Island bookshelf: Crazy summers
Viewers of “CBS: Sunday Morning” over the last three decades, and readers of the New York Times before that, have come to know Bill Geist as an entertaining observer of idiosyncratic people and customs all across America. His latest work is a memoir of his teenage years working in a family-owned resort at Lake of the Ozarks in Missouri.
The Arrowhead Lodge at the lake was owned by his Uncle Ed, a big man who liked Cadillacs, scotch and cigars. He ran the Lodge as his own kingdom, peopled by a cast of cooks, teenage summer workers and guests who came year after year, usually leaving with a rubber tomahawk and a souvenir ashtray.
Bill Geist’s son, Willie, a journalist on NBC and MSNBC television, has interviewed his father on the air about this memoir, which the son claims took 40 years to write. Bill Geist laughs at that, but in a recent interview with the Reporter, he re-traced the steps he needed to complete it. His last summer at the resort was 1968, and he went back to visit in 1977 and compile some notes. He returned again in 1987, and phoned a lot of the people he’d worked with to flesh out the recollections. “We had a reunion at Lake of the Ozarks two years ago in the fall,” he said. “About ten of us showed up. The Lodge was gone, torn down in 2007, but we had a lot of fun sharing the memories.”
It is terribly tempting to share some of the funny scenes in the book, but I won’t deprive the reader of those laugh-out-loud moments I enjoyed while reading it. Suffice it to say that any of us who can recall the jobs we worked as teenagers – even at some Island establishments – will recognize the messes involving food, dirty dishes, colleagues who got overserved and left the hapless crew to improvise and customers who somehow survived the chaos.
As a young man who spent his summers at the Lodge, with a larger-than-life uncle running the show, Bill Geist gained an appreciation of the human circus that he’s honed over the years to entertain us. His self-deprecating wit – usually describing himself as a skinny red-haired kid barely knowing how to cope with adolescence, girls, booze, etc. – is part of the pleasure of seeing this strange world through his eyes.
Mr. Geist became widely known as a raconteur of the off-beat and mildly bizarre in New York City when he was writing for the Times, so much so that people would phone him with tips that other reporters might fail to appreciate. “One fellow called to tell me that there was a car parked in front of a barber shop on the Upper West Side for several days. People in the neighborhood thought it was weird that no one had stolen it,” he said. “I went up there and talked to some kids on the street corner. Their theory was that it was a “plant,” put there by police to entrap some unsuspecting car thief. It had finally been there so long that the city didn’t know what to do with it. So they crushed it.”

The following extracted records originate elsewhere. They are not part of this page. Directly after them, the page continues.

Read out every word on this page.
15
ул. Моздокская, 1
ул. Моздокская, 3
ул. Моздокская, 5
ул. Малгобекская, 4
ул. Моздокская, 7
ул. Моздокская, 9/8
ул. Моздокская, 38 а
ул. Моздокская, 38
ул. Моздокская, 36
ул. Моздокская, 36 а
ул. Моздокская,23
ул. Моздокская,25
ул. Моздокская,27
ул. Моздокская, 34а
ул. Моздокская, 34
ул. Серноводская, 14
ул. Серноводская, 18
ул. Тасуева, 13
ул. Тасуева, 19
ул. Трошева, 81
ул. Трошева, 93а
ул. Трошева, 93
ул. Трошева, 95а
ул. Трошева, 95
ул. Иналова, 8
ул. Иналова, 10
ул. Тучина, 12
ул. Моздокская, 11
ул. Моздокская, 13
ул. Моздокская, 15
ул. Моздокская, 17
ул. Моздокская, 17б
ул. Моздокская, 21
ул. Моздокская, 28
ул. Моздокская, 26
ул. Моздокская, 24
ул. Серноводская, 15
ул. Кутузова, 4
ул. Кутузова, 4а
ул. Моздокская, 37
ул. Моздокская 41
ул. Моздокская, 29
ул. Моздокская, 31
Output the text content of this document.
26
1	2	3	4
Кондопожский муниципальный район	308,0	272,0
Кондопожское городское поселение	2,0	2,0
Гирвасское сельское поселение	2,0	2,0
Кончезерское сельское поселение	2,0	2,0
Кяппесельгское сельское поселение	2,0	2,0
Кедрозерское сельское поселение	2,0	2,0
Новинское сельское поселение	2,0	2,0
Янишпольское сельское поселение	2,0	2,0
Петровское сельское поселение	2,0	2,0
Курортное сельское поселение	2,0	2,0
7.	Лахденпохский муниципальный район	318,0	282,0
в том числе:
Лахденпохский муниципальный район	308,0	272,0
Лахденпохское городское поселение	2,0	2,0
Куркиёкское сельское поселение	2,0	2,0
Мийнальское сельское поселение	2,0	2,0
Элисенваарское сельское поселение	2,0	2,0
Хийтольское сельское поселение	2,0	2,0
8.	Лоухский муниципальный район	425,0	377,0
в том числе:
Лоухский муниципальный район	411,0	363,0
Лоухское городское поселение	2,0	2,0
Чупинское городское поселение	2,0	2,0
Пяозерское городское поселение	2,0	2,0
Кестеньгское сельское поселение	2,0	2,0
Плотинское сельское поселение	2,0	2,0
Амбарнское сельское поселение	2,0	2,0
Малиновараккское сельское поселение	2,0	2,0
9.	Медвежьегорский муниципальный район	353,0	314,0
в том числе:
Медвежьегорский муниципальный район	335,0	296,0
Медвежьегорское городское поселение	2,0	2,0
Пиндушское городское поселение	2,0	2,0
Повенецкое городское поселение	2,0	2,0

Although he suggests that he only had time to finish this book once he retired from CBS, where he started in 1987, he has actually completed nine books, one with his son Willie, entitled “Good Talk, Dad…the Birds and the Bees and Other Conversations We Forgot to Have.”
Since buying a house on the Island more than twenty years ago, he and his wife Jody have spent most of their summer weekends here and will probably have even more time to enjoy it now. “I guess I’ll be on a new schedule,” he said, “since I retired in September.” Jody is on the Board of Trustees of the Shelter Island Library and arranges guest speakers for its Friday Night Dialogues.

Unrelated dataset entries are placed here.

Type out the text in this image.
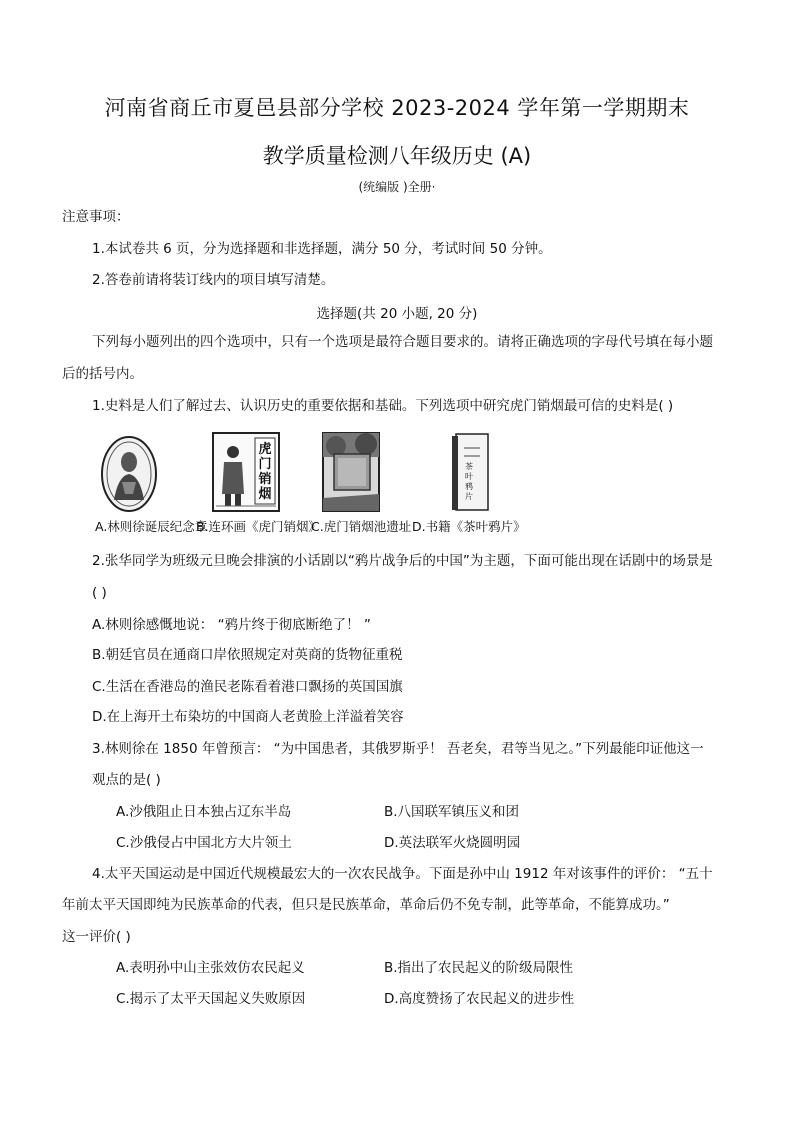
河南省商丘市夏邑县部分学校 2023-2024 学年第一学期期末
教学质量检测八年级历史 (A)
(统编版 )全册·
注意事项：
1.本试卷共 6 页，分为选择题和非选择题，满分 50 分，考试时间 50 分钟。
2.答卷前请将装订线内的项目填写清楚。
选择题(共 20 小题, 20 分)
下列每小题列出的四个选项中，只有一个选项是最符合题目要求的。请将正确选项的字母代号填在每小题
后的括号内。
1.史料是人们了解过去、认识历史的重要依据和基础。下列选项中研究虎门销烟最可信的史料是( )
虎门销烟
茶叶鸦片
A.林则徐诞辰纪念章
B.连环画《虎门销烟》
C.虎门销烟池遗址 D.书籍《茶叶鸦片》
2.张华同学为班级元旦晚会排演的小话剧以“鸦片战争后的中国”为主题，下面可能出现在话剧中的场景是
( )
A.林则徐感慨地说： “鸦片终于彻底断绝了！ ”
B.朝廷官员在通商口岸依照规定对英商的货物征重税
C.生活在香港岛的渔民老陈看着港口飘扬的英国国旗
D.在上海开土布染坊的中国商人老黄脸上洋溢着笑容
3.林则徐在 1850 年曾预言： “为中国患者，其俄罗斯乎！ 吾老矣，君等当见之。”下列最能印证他这一
观点的是( )
A.沙俄阻止日本独占辽东半岛	B.八国联军镇压义和团
C.沙俄侵占中国北方大片领土	D.英法联军火烧圆明园
4.太平天国运动是中国近代规模最宏大的一次农民战争。下面是孙中山 1912 年对该事件的评价： “五十
年前太平天国即纯为民族革命的代表，但只是民族革命，革命后仍不免专制，此等革命，不能算成功。”
这一评价( )
A.表明孙中山主张效仿农民起义	B.指出了农民起义的阶级局限性
C.揭示了太平天国起义失败原因	D.高度赞扬了农民起义的进步性
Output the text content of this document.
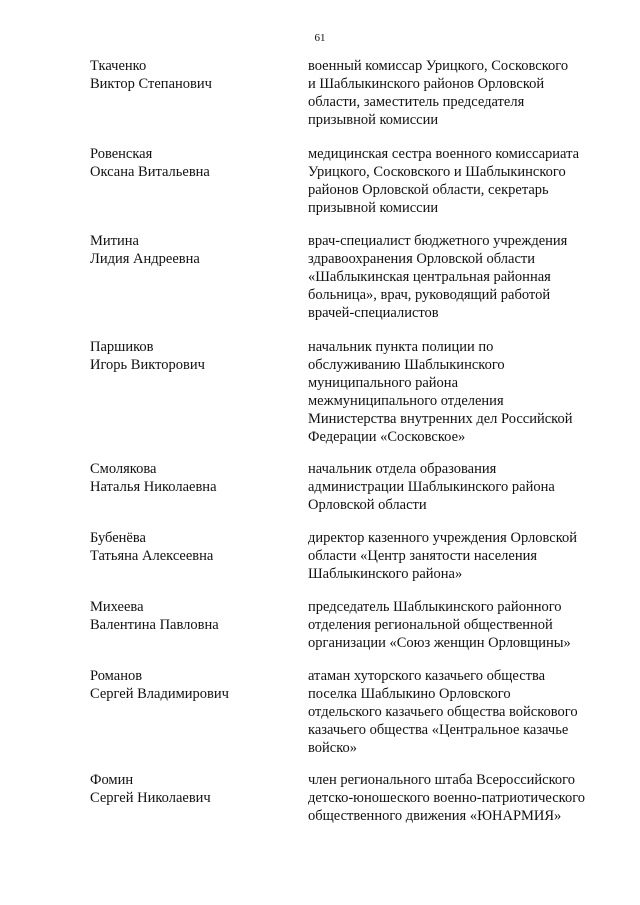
61
Ткаченко
Виктор Степанович
военный комиссар Урицкого, Сосковского
и Шаблыкинского районов Орловской
области, заместитель председателя
призывной комиссии
Ровенская
Оксана Витальевна
медицинская сестра военного комиссариата
Урицкого, Сосковского и Шаблыкинского
районов Орловской области, секретарь
призывной комиссии
Митина
Лидия Андреевна
врач-специалист бюджетного учреждения
здравоохранения Орловской области
«Шаблыкинская центральная районная
больница», врач, руководящий работой
врачей-специалистов
Паршиков
Игорь Викторович
начальник пункта полиции по
обслуживанию Шаблыкинского
муниципального района
межмуниципального отделения
Министерства внутренних дел Российской
Федерации «Сосковское»
Смолякова
Наталья Николаевна
начальник отдела образования
администрации Шаблыкинского района
Орловской области
Бубенёва
Татьяна Алексеевна
директор казенного учреждения Орловской
области «Центр занятости населения
Шаблыкинского района»
Михеева
Валентина Павловна
председатель Шаблыкинского районного
отделения региональной общественной
организации «Союз женщин Орловщины»
Романов
Сергей Владимирович
атаман хуторского казачьего общества
поселка Шаблыкино Орловского
отдельского казачьего общества войскового
казачьего общества «Центральное казачье
войско»
Фомин
Сергей Николаевич
член регионального штаба Всероссийского
детско-юношеского военно-патриотического
общественного движения «ЮНАРМИЯ»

Their daughter Libby and her two sons, ages 5 and 6, spend a lot of time with them on the Island. Their son Willie has less time to visit because of his television work schedule. He will, however, be speaking at the Library’s Annual Book Luncheon on June 22 at Gardiner’s Bay Country Club, where he’ll introduce novelist Adriana Trigiani.
“When we’re on the Island we hardly leave our own yard,” Bill Geist said. “We’ll hang out at the pool with the kids or take them down to Wades Beach.” Once they discovered the Island and bought a home here, they quickly learned to adapt to the Shelter Island state of mind. “You never utter the word ‘bridge,’” he said.